Bekçi Köpeğinden İdeolojik Aygıta

Medyanın sanatta sansürü tetikleyen bir araç haline gelmesine yönelik bir farkındalık oluşturmayı ve bu durumla nasıl mücadele edilebileceğine dair tartışmayı hedefleyen etkinlikte, Yasemin İnceoğlu medyanın tarihsel olarak geçirdiği dönüşümü açıklayarak söze girdi. İnceoğlu’nun aktardığına göre, esasen bir “bekçi köpeği” [watch dog]işlevi taşıyan medya, yasama-yürütme-yargı kuvvetlerinin denetlenmesi için dördüncü bir kuvvet olarak ortaya çıkıyor. Fakat, özellikle 80’lerin neo-liberal politikalarıyla birlikte medya patronlarının kişisel çıkarlarının yön vermeye başladığı bir ortamda medya bu işlevini kaybetmeye başlıyor. Örneğin, aynı anda hem medyada hem de silah sektöründe faaliyet gösteren bir holding patronu yayın organında savaş çığırtkanlığı yapılmasını sağlayabiliyor.

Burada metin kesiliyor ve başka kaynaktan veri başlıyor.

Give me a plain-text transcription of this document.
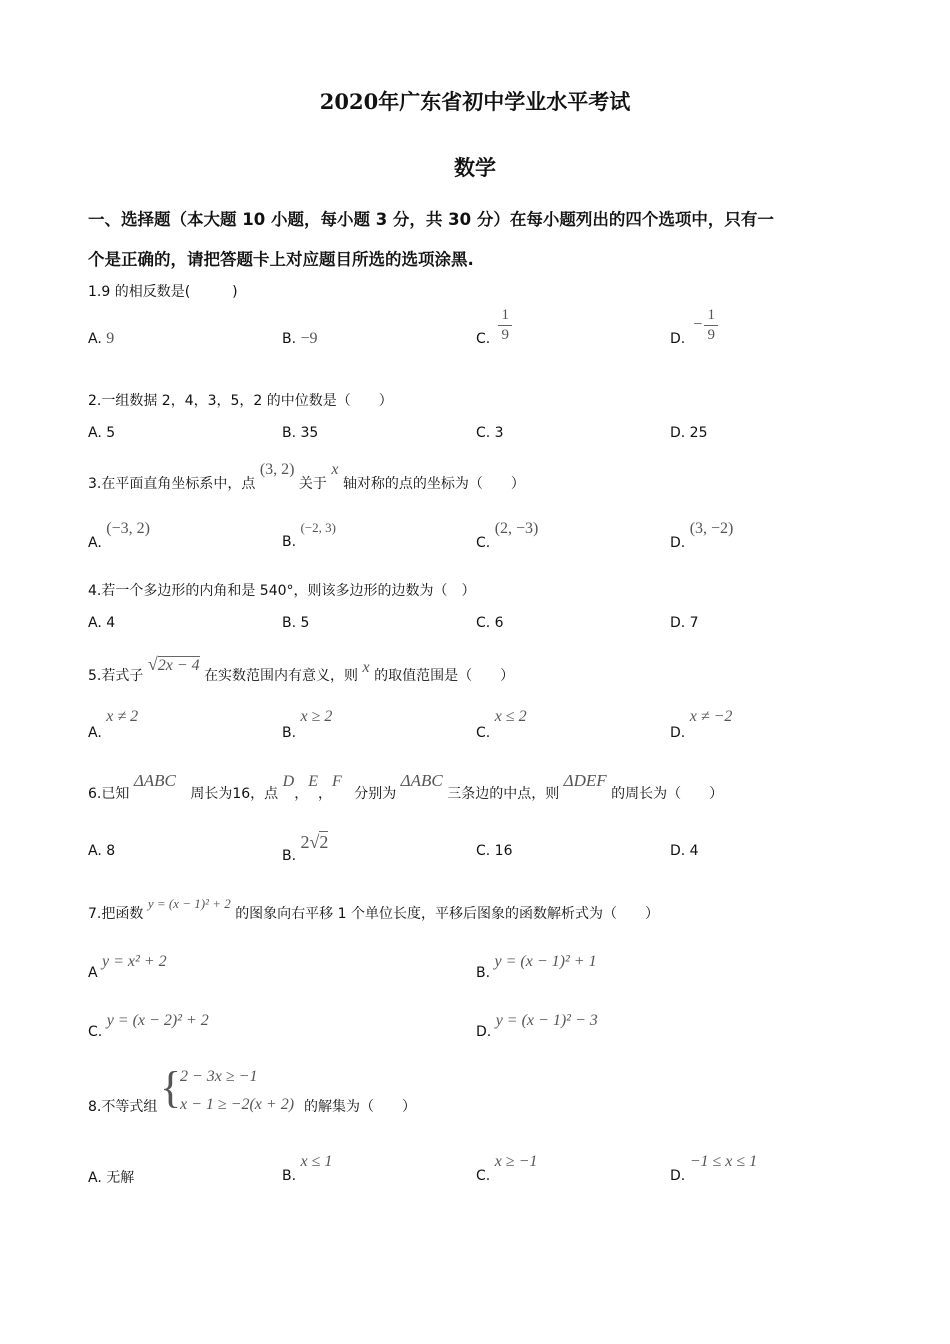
2020年广东省初中学业水平考试
数学
一、选择题（本大题 10 小题，每小题 3 分，共 30 分）在每小题列出的四个选项中，只有一
个是正确的，请把答题卡上对应题目所选的选项涂黑.
1.9 的相反数是(　　　)
A. 9	B. −9	C. $\frac{1}{9}$	D.
− $\frac{1}{9}$
2.一组数据 2，4，3，5，2 的中位数是（　　）
A. 5	B. 35	C. 3	D. 25
3.在平面直角坐标系中，点 (3, 2) 关于 x 轴对称的点的坐标为（　　）
A. (−3, 2)
B. (−2, 3)
C. (2, −3)
D. (3, −2)
4.若一个多边形的内角和是 540°，则该多边形的边数为（　）
A. 4	B. 5	C. 6	D. 7
5.若式子 √2x − 4 在实数范围内有意义，则 x 的取值范围是（　　）
A. x ≠ 2
B. x ≥ 2
C. x ≤ 2
D. x ≠ −2
6.已知 ΔABC 周长为16，点 D，E，F 分别为 ΔABC 三条边的中点，则 ΔDEF 的周长为（　　）
A. 8	B. 2√2	C. 16	D. 4
7.把函数 y = (x − 1)² + 2 的图象向右平移 1 个单位长度，平移后图象的函数解析式为（　　）
A y = x² + 2
B. y = (x − 1)² + 1
C. y = (x − 2)² + 2
D. y = (x − 1)² − 3
8.不等式组 {
2 − 3x ≥ −1
x − 1 ≥ −2(x + 2) 的解集为（　　）
A. 无解	B. x ≤ 1
C. x ≥ −1
D. −1 ≤ x ≤ 1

Medya patronlarının tek aktör olmadığını da vurgulayan İnceoğlu, Althusser’in “İdeoloji ve Devletin İdeolojik Aygıtları” adlı kitabından alıntılayarak, “Medya, devletin ideolojik bir aygıtıdır” diye belirtti. “Hegemonik söylemin yeniden üretilmesi için bir araçtır. Chomsky ve Herman’ın dediği gibi rızanın üretimi için kullanılır.” İnceoğlu, devlet açısından medyanın işlevinin bir “bizlik” tanımı üretmek olduğunu ekledi: “Biz Türküz, Müslümanız, heteroseksüeliz, erkeğiz vb. ifadeler üzerinden bir ‘bizlik’ tanımı yapılıyor ve bu tanımların dışında kalanlar da ‘öteki’ olarak etiketleniyor.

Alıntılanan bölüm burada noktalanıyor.